Clinical advice for staff – newly qualified paramedics will be able to use the facilities to speak to specialist paramedics for clinical advice whilst on scene with a patient who they think can be safely left at home without needing to travel to hospital. Using video instead of a phone call will allow staff to use visual cues in their clinical decision making.

Patient support – After going through the triage system on either NHS111 or 999, patients who need to speak to a clinician may be given a secure link via text message, which will take them through to a video call on their smart phone. Patients without a smart phone can instead be given the link for their computer or tablet.

Specialist support - the system also has the potential to be used by other specialists, such as the NEAS Hazardous Area Response Team and Great North Air Ambulance, to see whether their services are required on scene, ensuring their specialist skills are reserved for patients who need them most.

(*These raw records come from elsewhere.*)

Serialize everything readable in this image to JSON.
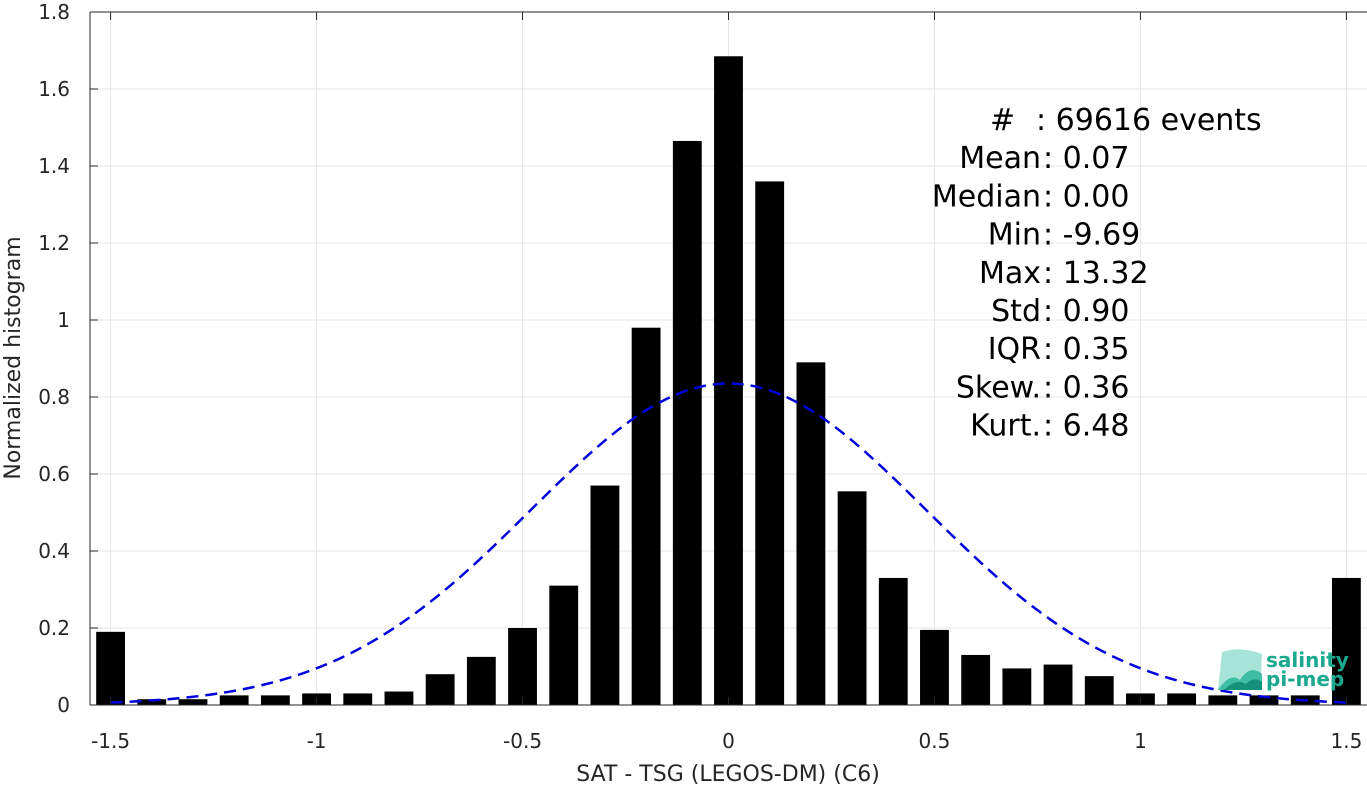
{
  "chart_data": {
    "type": "bar",
    "title": "",
    "xlabel": "SAT - TSG (LEGOS-DM) (C6)",
    "ylabel": "Normalized histogram",
    "xlim": [
      -1.55,
      1.55
    ],
    "ylim": [
      0,
      1.8
    ],
    "grid": true,
    "x_ticks": [
      -1.5,
      -1,
      -0.5,
      0,
      0.5,
      1,
      1.5
    ],
    "x_tick_labels": [
      "-1.5",
      "-1",
      "-0.5",
      "0",
      "0.5",
      "1",
      "1.5"
    ],
    "y_ticks": [
      0,
      0.2,
      0.4,
      0.6,
      0.8,
      1,
      1.2,
      1.4,
      1.6,
      1.8
    ],
    "y_tick_labels": [
      "0",
      "0.2",
      "0.4",
      "0.6",
      "0.8",
      "1",
      "1.2",
      "1.4",
      "1.6",
      "1.8"
    ],
    "bar_width": 0.07,
    "bar_color": "#000000",
    "x": [
      -1.5,
      -1.4,
      -1.3,
      -1.2,
      -1.1,
      -1.0,
      -0.9,
      -0.8,
      -0.7,
      -0.6,
      -0.5,
      -0.4,
      -0.3,
      -0.2,
      -0.1,
      0.0,
      0.1,
      0.2,
      0.3,
      0.4,
      0.5,
      0.6,
      0.7,
      0.8,
      0.9,
      1.0,
      1.1,
      1.2,
      1.3,
      1.4,
      1.5
    ],
    "values": [
      0.19,
      0.015,
      0.015,
      0.025,
      0.025,
      0.03,
      0.03,
      0.035,
      0.08,
      0.125,
      0.2,
      0.31,
      0.57,
      0.98,
      1.465,
      1.685,
      1.36,
      0.89,
      0.555,
      0.33,
      0.195,
      0.13,
      0.095,
      0.105,
      0.075,
      0.03,
      0.03,
      0.025,
      0.025,
      0.025,
      0.33
    ],
    "fit_curve": {
      "type": "normal",
      "mean": 0.0,
      "std": 0.48,
      "peak": 0.835,
      "color": "#0000dd",
      "style": "dashed",
      "x_range": [
        -1.5,
        1.5
      ]
    }
  },
  "stats": [
    {
      "label": "#  ",
      "sep": ": ",
      "value": "69616 events"
    },
    {
      "label": "Mean ",
      "sep": ": ",
      "value": "0.07"
    },
    {
      "label": "Median ",
      "sep": ": ",
      "value": "0.00"
    },
    {
      "label": "Min ",
      "sep": ": ",
      "value": "-9.69"
    },
    {
      "label": "Max ",
      "sep": ": ",
      "value": "13.32"
    },
    {
      "label": "Std ",
      "sep": ": ",
      "value": "0.90"
    },
    {
      "label": "IQR ",
      "sep": ": ",
      "value": "0.35"
    },
    {
      "label": "Skew. ",
      "sep": ": ",
      "value": "0.36"
    },
    {
      "label": "Kurt. ",
      "sep": ": ",
      "value": "6.48"
    }
  ],
  "logo": {
    "line1": "salinity",
    "line2": "pi-mep",
    "color": "#1aa88f"
  }
}
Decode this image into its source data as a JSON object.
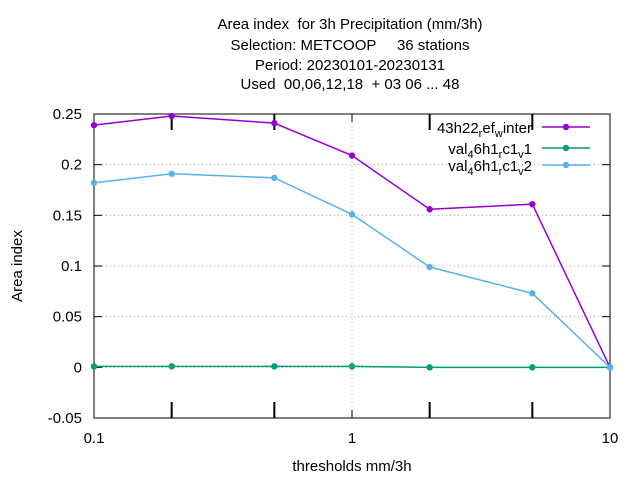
{
  "chart_data": {
    "type": "line",
    "title_lines": [
      "Area index  for 3h Precipitation (mm/3h)",
      "Selection: METCOOP     36 stations",
      "Period: 20230101-20230131",
      "Used  00,06,12,18  + 03 06 ... 48"
    ],
    "xlabel": "thresholds mm/3h",
    "ylabel": "Area index",
    "x_scale": "log",
    "xlim": [
      0.1,
      10
    ],
    "ylim": [
      -0.05,
      0.25
    ],
    "x_ticks": [
      {
        "value": 0.1,
        "label": "0.1"
      },
      {
        "value": 1,
        "label": "1"
      },
      {
        "value": 10,
        "label": "10"
      }
    ],
    "y_ticks": [
      {
        "value": -0.05,
        "label": "-0.05"
      },
      {
        "value": 0,
        "label": "0"
      },
      {
        "value": 0.05,
        "label": "0.05"
      },
      {
        "value": 0.1,
        "label": "0.1"
      },
      {
        "value": 0.15,
        "label": "0.15"
      },
      {
        "value": 0.2,
        "label": "0.2"
      },
      {
        "value": 0.25,
        "label": "0.25"
      }
    ],
    "grid": true,
    "legend_position": "top-right",
    "x": [
      0.1,
      0.2,
      0.5,
      1,
      2,
      5,
      10
    ],
    "series": [
      {
        "legend": [
          "43h22",
          "r",
          "ef",
          "w",
          "inter"
        ],
        "color": "#9400d3",
        "values": [
          0.239,
          0.248,
          0.241,
          0.209,
          0.156,
          0.161,
          0.0
        ]
      },
      {
        "legend": [
          "val",
          "4",
          "6h1",
          "r",
          "c1",
          "v",
          "1"
        ],
        "color": "#009e73",
        "values": [
          0.001,
          0.001,
          0.001,
          0.001,
          0.0,
          0.0,
          0.0
        ]
      },
      {
        "legend": [
          "val",
          "4",
          "6h1",
          "r",
          "c1",
          "v",
          "2"
        ],
        "color": "#56b4e9",
        "values": [
          0.182,
          0.191,
          0.187,
          0.151,
          0.099,
          0.073,
          0.0
        ]
      }
    ]
  }
}
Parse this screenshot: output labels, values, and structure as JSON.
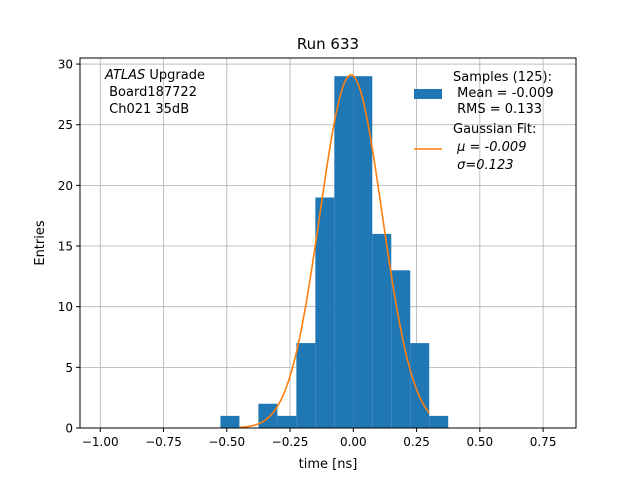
{
  "chart_data": {
    "type": "bar",
    "title": "Run 633",
    "xlabel": "time [ns]",
    "ylabel": "Entries",
    "xlim": [
      -1.08,
      0.88
    ],
    "ylim": [
      0,
      30.5
    ],
    "xticks": [
      -1.0,
      -0.75,
      -0.5,
      -0.25,
      0.0,
      0.25,
      0.5,
      0.75
    ],
    "xtick_labels": [
      "−1.00",
      "−0.75",
      "−0.50",
      "−0.25",
      "0.00",
      "0.25",
      "0.50",
      "0.75"
    ],
    "yticks": [
      0,
      5,
      10,
      15,
      20,
      25,
      30
    ],
    "ytick_labels": [
      "0",
      "5",
      "10",
      "15",
      "20",
      "25",
      "30"
    ],
    "grid": true,
    "legend_position": "top-right",
    "annotation": {
      "italic_part": "ATLAS",
      "line1_rest": " Upgrade",
      "line2": " Board187722",
      "line3": " Ch021 35dB"
    },
    "histogram": {
      "name": "Samples (125):",
      "color": "#1f77b4",
      "bin_edges": [
        -0.525,
        -0.45,
        -0.375,
        -0.3,
        -0.225,
        -0.15,
        -0.075,
        0.0,
        0.075,
        0.15,
        0.225,
        0.3,
        0.375
      ],
      "counts": [
        1,
        0,
        2,
        1,
        7,
        19,
        29,
        29,
        16,
        13,
        7,
        1
      ],
      "legend_lines": [
        "Samples (125):",
        " Mean = -0.009",
        " RMS = 0.133"
      ]
    },
    "fit": {
      "name": "Gaussian Fit:",
      "color": "#ff7f0e",
      "mu": -0.009,
      "sigma": 0.123,
      "amplitude": 29.1,
      "x_range": [
        -0.45,
        0.3
      ],
      "legend_lines": [
        "Gaussian Fit:",
        " μ = -0.009",
        " σ=0.123"
      ]
    }
  }
}
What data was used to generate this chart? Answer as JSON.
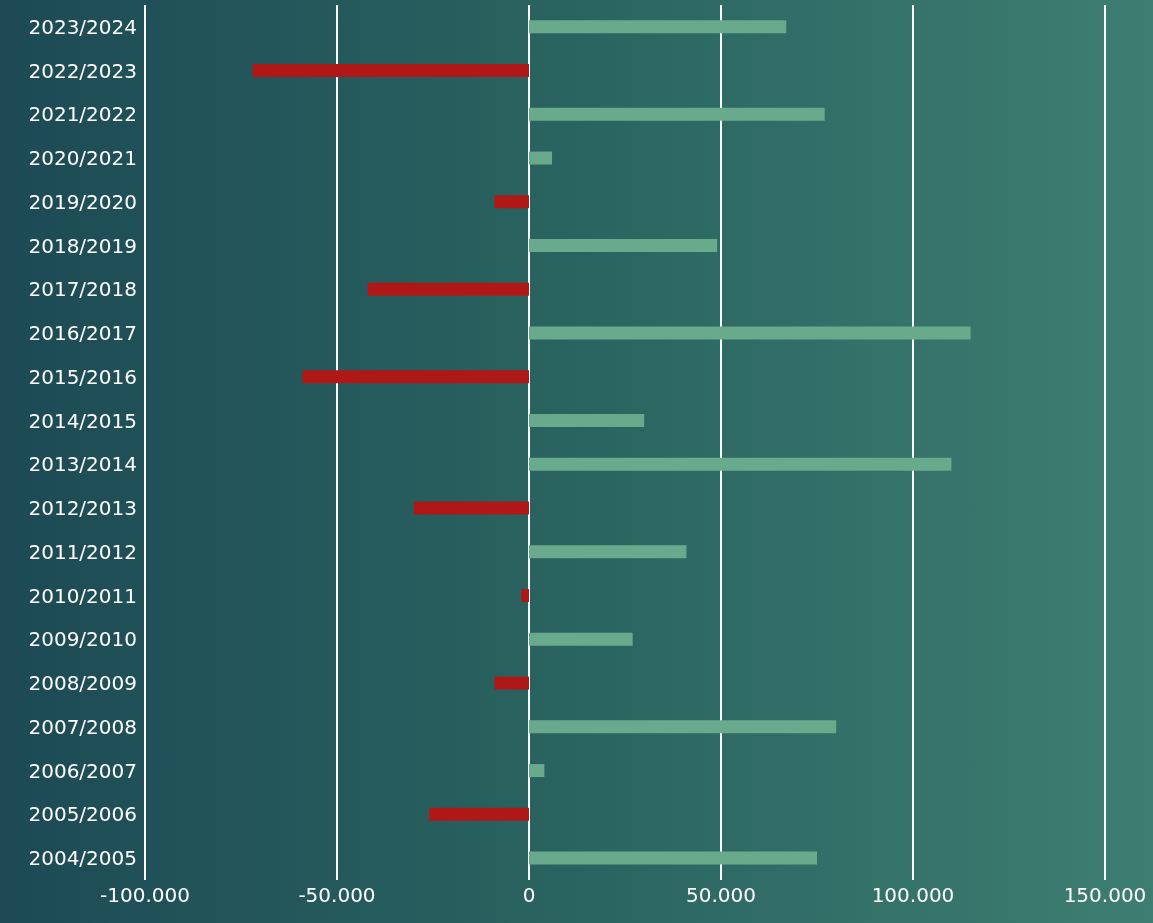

Paul Aitken-Fell, lead consultant paramedic at NEAS, said: “The initiatives we are pursuing through this programme, such as video consultation, are helping us to make better use of technology to improve the care and treatment decisions our clinicians make for our patients.

“In light of the current coronavirus pandemic, it is more important than ever that we are able to offer ways of being able to keep patients safely at home and reduce unnecessary ambulance attendances and referrals to hospital and other providers.

“One of the hardest jobs for a clinician working within our Emergency Operations Centre is the inability to see a patient and therefore having to rely on what they are being told over the phone.

“This inevitably means that they sometimes have no choice but to dispatch an ambulance just to get a pair of eyes on a patient and make sure they’re OK.

“The ability to see patients face to face via video consultations therefore means we can potentially reduce ambulance callouts, freeing up our clinicians to see more patients.

“We believe it may also mean we see a reduction in referrals to other providers, thereby freeing up appointments in the wider system and reducing the wait for people who need those physical appointments.

"And, for our newly qualified paramedics, it means they will have improved access to clinical support to help them deliver high quality care for every contact whilst also reducing unnecessary hospital admissions.”